Además, pidió además una exención antimonopolio para que las competidoras acuerden normas comunes y coordinación internacional, incluso con el Partido Comunista Chino. Sin embargo, reconoció que frenar demasiado daría a los "proyectos asociados al PCCh" la oportunidad de superar a Estados Unidos, y defendió mantener los controles de exportación de chips.
Trump rechaza frenar la inteligencia artificial
El domingo, desde Irlanda, Trump atribuyó las alertas a "fuerzas negativas" que "están hablando de cosas que no sucederán". Y añadió: "Estamos superando a China en IA y, francamente, quiero que siga siendo así, porque quien gane en IA, gana", en referencia a la carrera tecnologíca. Este lunes, según AP, afirmó que él mismo es salvaguarda suficiente contra una IA descontrolada y tachó de "conspiración enfermiza" cualquier intento de limitarla.
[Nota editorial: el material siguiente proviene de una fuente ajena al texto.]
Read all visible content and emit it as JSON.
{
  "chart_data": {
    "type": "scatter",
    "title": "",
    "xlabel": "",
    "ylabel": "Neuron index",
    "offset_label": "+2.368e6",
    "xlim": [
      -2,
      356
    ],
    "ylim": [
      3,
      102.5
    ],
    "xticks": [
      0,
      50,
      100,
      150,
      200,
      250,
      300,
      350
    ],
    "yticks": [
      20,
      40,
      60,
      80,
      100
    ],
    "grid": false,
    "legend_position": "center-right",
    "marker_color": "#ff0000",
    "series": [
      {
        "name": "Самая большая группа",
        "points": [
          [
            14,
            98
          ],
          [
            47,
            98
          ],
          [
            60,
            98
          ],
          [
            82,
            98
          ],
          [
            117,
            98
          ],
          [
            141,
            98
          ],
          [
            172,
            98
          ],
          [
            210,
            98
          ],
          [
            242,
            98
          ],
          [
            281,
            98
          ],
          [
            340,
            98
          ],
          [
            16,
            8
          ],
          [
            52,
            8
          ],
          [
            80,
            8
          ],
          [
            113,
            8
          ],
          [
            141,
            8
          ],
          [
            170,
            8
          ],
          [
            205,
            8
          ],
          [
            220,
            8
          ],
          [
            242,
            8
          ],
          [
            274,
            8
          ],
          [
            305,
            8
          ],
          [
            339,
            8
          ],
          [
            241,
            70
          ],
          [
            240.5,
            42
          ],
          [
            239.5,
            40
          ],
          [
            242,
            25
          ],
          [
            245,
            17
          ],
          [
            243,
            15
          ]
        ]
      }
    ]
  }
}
En el Congreso, el presidente de la Cámara de Representantes, el republicano Mike Johnson, dijo a CNN que una sesión de emergencia para regular la IA costaría "la carrera frente a China". David Sacks, asesor de la Casa Blanca en ciencia y tecnología, devolvió la pelota a los laboratorios en X: si quieren frenar, que lo hagan, "pero deja de fingir que necesitas el permiso de alguien".
¿Qué respondió China al llamado de Amodei?
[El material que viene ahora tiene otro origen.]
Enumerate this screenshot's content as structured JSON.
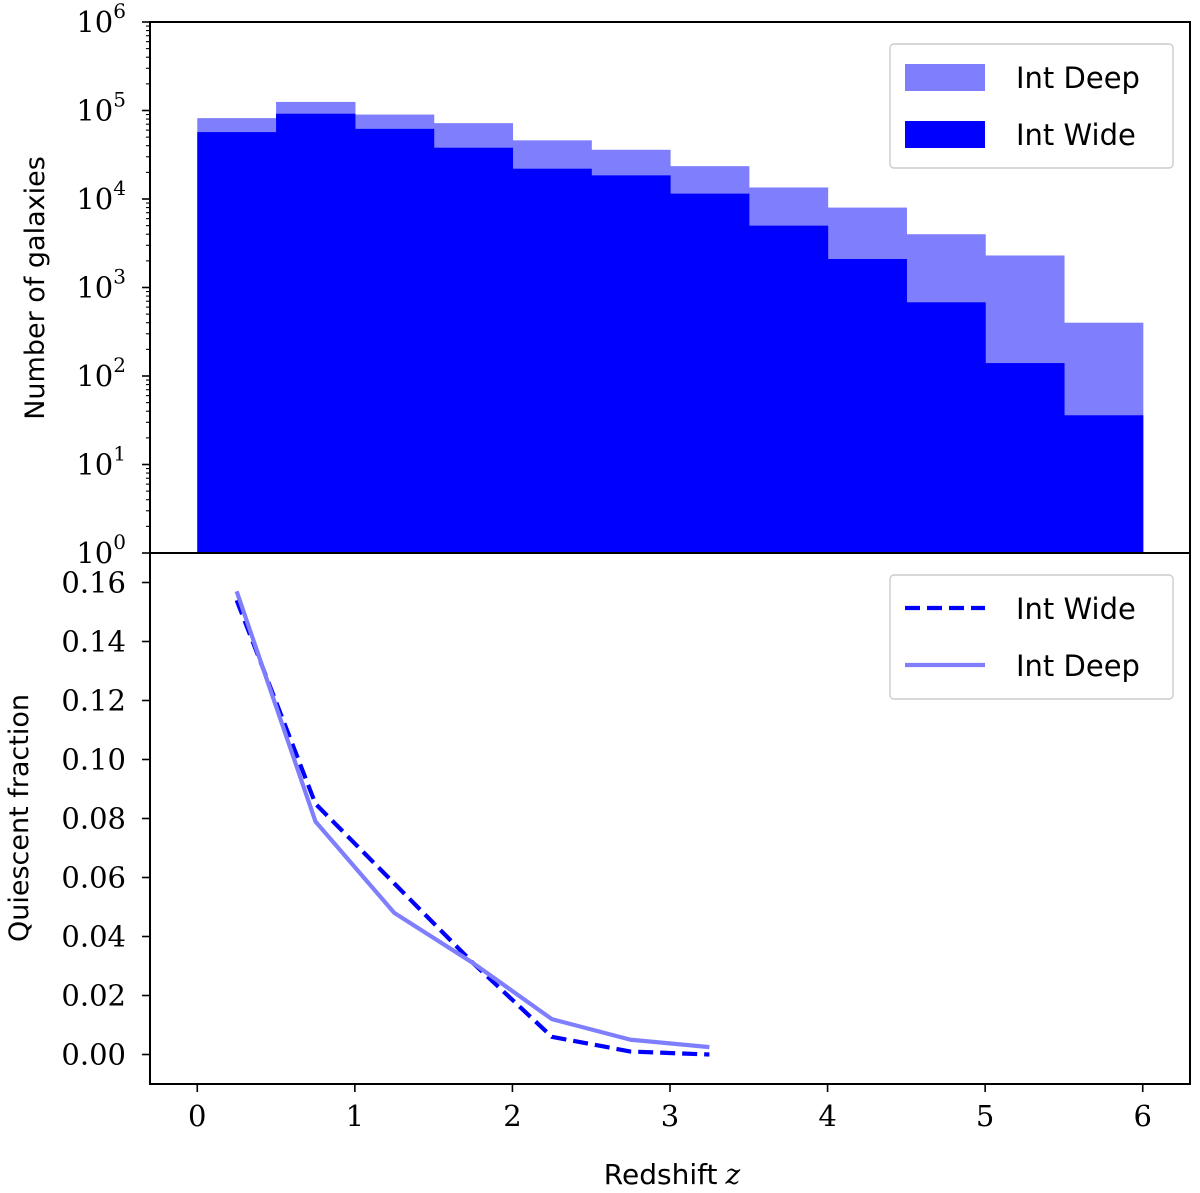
{
  "chart_data": [
    {
      "type": "histogram",
      "title": "",
      "xlabel": "",
      "ylabel": "Number of galaxies",
      "yscale": "log",
      "xlim": [
        -0.3,
        6.3
      ],
      "ylim_exponents": [
        0,
        6
      ],
      "ytick_base": "10",
      "yticks_exponents": [
        "0",
        "1",
        "2",
        "3",
        "4",
        "5",
        "6"
      ],
      "bin_edges": [
        0,
        0.5,
        1,
        1.5,
        2,
        2.5,
        3,
        3.5,
        4,
        4.5,
        5,
        5.5,
        6
      ],
      "series": [
        {
          "name": "Int Deep",
          "color": "#7f7ffe",
          "values": [
            82000,
            125000,
            90000,
            72000,
            46000,
            36000,
            23500,
            13500,
            8000,
            4000,
            2300,
            400
          ]
        },
        {
          "name": "Int Wide",
          "color": "#0000fe",
          "values": [
            57000,
            92000,
            62000,
            38000,
            22000,
            18500,
            11500,
            5000,
            2100,
            680,
            140,
            36
          ]
        }
      ],
      "legend": {
        "position": "top-right",
        "entries": [
          "Int Deep",
          "Int Wide"
        ]
      }
    },
    {
      "type": "line",
      "title": "",
      "xlabel": "Redshift",
      "xlabel_var": "z",
      "ylabel": "Quiescent fraction",
      "xlim": [
        -0.3,
        6.3
      ],
      "ylim": [
        -0.01,
        0.17
      ],
      "xticks": [
        "0",
        "1",
        "2",
        "3",
        "4",
        "5",
        "6"
      ],
      "yticks": [
        "0.00",
        "0.02",
        "0.04",
        "0.06",
        "0.08",
        "0.10",
        "0.12",
        "0.14",
        "0.16"
      ],
      "series": [
        {
          "name": "Int Wide",
          "color": "#0000fe",
          "style": "dashed",
          "x": [
            0.25,
            0.75,
            1.25,
            1.75,
            2.25,
            2.75,
            3.25
          ],
          "y": [
            0.154,
            0.085,
            0.058,
            0.031,
            0.006,
            0.001,
            0.0
          ]
        },
        {
          "name": "Int Deep",
          "color": "#7f7ffe",
          "style": "solid",
          "x": [
            0.25,
            0.75,
            1.25,
            1.75,
            2.25,
            2.75,
            3.25
          ],
          "y": [
            0.157,
            0.079,
            0.048,
            0.031,
            0.012,
            0.005,
            0.0025
          ]
        }
      ],
      "legend": {
        "position": "top-right",
        "entries": [
          "Int Wide",
          "Int Deep"
        ]
      }
    }
  ]
}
Beijing tampoco aceptó la premisa, aunque por motivos distintos. El portavoz de la cancillería, Guo Jiakun, sostuvo este lunes que "el alarmismo, la confrontación y la competencia despiadada solo perturbarán el proceso de gobernanza global de la IA". Un día antes, el diario estatal Global Times había descrito el ensayo como "un 'manual de la Guerra Fría' para el sector de la IA", "lleno de disposiciones de contención dirigidas a China".
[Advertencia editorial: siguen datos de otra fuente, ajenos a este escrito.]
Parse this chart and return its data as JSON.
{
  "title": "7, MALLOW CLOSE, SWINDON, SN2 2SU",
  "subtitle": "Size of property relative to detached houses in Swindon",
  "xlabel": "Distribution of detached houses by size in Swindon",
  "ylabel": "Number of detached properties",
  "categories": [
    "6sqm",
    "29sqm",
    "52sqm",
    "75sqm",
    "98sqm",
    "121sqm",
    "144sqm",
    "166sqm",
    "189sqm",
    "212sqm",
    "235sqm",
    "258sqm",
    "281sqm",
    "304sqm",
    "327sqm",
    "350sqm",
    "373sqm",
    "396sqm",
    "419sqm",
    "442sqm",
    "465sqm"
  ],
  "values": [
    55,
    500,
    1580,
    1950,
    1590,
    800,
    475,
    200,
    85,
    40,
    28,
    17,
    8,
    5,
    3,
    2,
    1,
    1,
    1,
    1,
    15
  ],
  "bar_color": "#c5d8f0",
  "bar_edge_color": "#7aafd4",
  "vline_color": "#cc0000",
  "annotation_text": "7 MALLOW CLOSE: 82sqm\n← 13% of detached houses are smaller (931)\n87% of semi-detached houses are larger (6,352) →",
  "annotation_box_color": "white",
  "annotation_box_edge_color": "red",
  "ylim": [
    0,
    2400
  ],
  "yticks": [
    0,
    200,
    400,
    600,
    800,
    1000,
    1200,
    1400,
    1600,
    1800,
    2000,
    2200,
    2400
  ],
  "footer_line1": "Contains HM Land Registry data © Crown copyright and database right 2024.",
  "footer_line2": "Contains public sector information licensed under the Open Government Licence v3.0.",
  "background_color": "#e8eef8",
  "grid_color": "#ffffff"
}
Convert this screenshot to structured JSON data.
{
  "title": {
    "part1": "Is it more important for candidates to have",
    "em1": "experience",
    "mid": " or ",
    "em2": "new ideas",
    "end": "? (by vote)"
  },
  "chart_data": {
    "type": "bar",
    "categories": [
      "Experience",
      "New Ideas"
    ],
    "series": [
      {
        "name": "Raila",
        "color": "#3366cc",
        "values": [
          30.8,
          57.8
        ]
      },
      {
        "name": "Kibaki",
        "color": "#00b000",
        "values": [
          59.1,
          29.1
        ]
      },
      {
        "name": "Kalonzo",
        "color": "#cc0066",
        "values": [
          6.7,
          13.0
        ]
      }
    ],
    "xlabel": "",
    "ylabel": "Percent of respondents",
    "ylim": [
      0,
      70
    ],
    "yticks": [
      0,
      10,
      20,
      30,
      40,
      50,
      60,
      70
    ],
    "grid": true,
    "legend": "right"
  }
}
En paralelo, el ministro chino de Seguridad del Estado, Chen Yixin, calificó el domingo a la IA como "el campo de batalla principal para la competencia tecnológica global" y pidió acelerar un sistema para prevenir sus riesgos, mientras Xi Jinping ofreció en la cumbre de los BRICS en Nueva Delhi liderar la colaboración en IA entre países en desarrollo y ofreció una tecnología de código abierto.
El pulso tendrá en breve un encuentro cara a cara: Xi Jinping visitará la Casa Blanca el 24 de septiembre, en la segunda cumbre del año tras el paseo de ambos por los jardines de Zhongnanhai en mayo, con la IA entre los ejes de la agenda. "Ya hablamos de ello cuando estuve en Pekín y volveremos a hablar de ello", anticipó Trump.
Guerra fría tecnológica
La ventaja de Estados Unidos sobre China se ha ido acortando con el paso de los meses. El 1 de septiembre Anthropic lanzó Claude Fable 5.1, que encabeza los rankings independientes de Artificial Analysis y Vals AI, mientras de cerca la sigue Kimi K3, el modelo que la china Moonshot AI presentó en julio y que debutó tercero en Artificial Analysis, detrás de la compañía de Amodei y OpenAI, con menos chips avanzados por las restricciones de Washington y sin usar procesadores de Nvidia.
Sin embargo, Washington y la firma de Amodei acusan a Moonshot de haber copiado a Claude para entrenar su modelo; la startup china lo niega.